Imperfect Vaccine and Hysteresis

Dartmouth College
In recent years, researchers have been working to improve understanding of the role of social factors in epidemiology. The use of behaviour-disease interaction models is one approach for studying how vaccine compliance can be influenced by a wide range of factors, ranging from vaccine scares to disease awareness. In the aftermath of a sharp decline in vaccination coverage triggered by concerns regarding vaccine safety and efficacy - e.g., the infamous measles, mumps, and rubella (MMR) vaccination and autism controversy - the recovery of vaccination rate to levels needed to attain herd immunity has been slow. This study shows that past problems with vaccines can cause a phenomenon known as hysteresis, creating a negative history that only strengthens public resolve against vaccination.
A hysteresis loop causes the impact of a force to be observed even after the force itself has been eliminated. As revealed by the bifurcation analysis detailed in the article, the hysteresis loop can be caused by questions related to the risk and effectiveness of vaccines - that is, the loop can arise with respect to changes in the perceived cost of vaccination. In the presence of imperfect vaccine, if the public perception exaggerates the real cost of vaccination, which should be quite small otherwise, the vaccine uptake can plunge from high levels into zero. Negative experiences or perceptions related to vaccination impact the trend of uptake over time - known to the researchers as a "vaccination trajectory" that gets stuck in the hysteresis loop. In this way, hysteresis prevents an increase in vaccination levels even after the negative objections have been cleared, making society increasingly vulnerable to disease outbreaks.
As suggested by the analysis, the hysteresis effect can act as a roadblock for the recovery of measles vaccination coverage, despite resurgent measles outbreaks that impose serious infection risks for these intentionally unvaccinated.
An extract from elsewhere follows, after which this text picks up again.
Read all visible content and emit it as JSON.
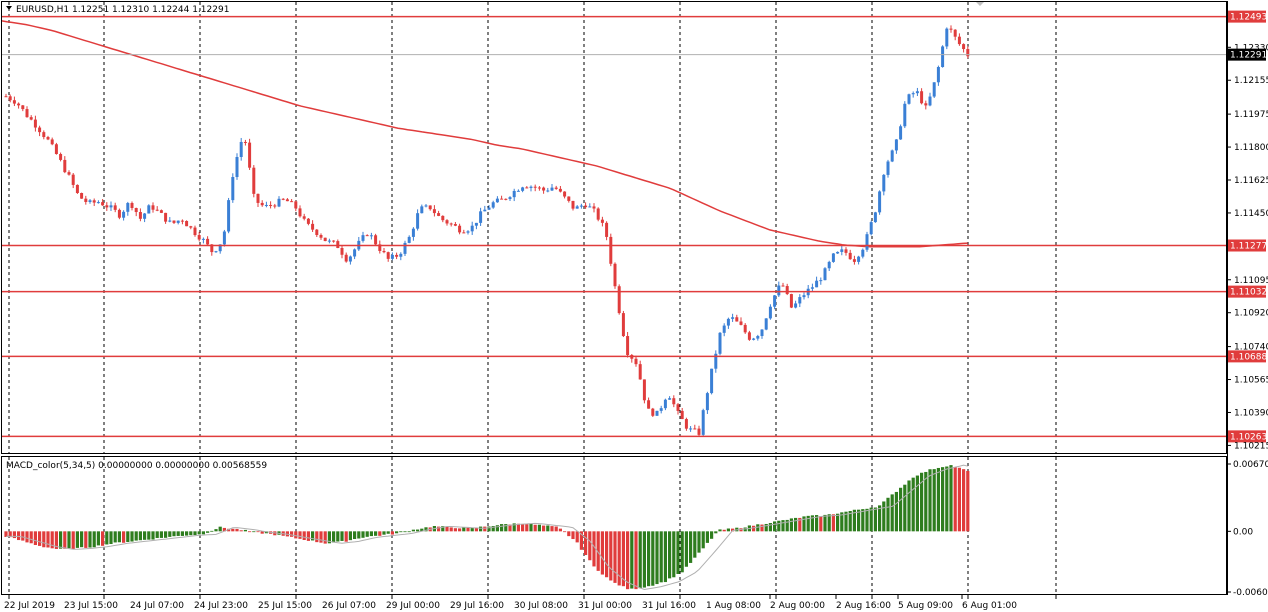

The results also suggest that the effectiveness of vaccination has a substantial impact on vaccine uptake decisions, for example, whether to get flu shots. In order for the population to achieve high levels of flu vaccination, the efficacy of flu vaccine has to reach above 50%. However, such improvement of the flu vaccine efficacy may turn out difficult due to the fast pathogen mutation and adaptation.
The researchers explain that the perceived cost or effectiveness of vaccination may be determined by a concurrent dynamic of social contagion that governs the changes in public perception of vaccination risk or vaccine beliefs. In the electronic supplementary material, they show that incorporating co-evolving vaccine attitudes into vaccination dynamics can strengthen the hysteresis effect, further hindering the recovery of vaccine uptake.
However, by identifying the hysteresis effect in vaccination, the research team hopes that public health officials can design campaigns that increase voluntary vaccination rates, particularly by promoting vaccination as an altruistic behaviour that is desirable, per moral and social norms.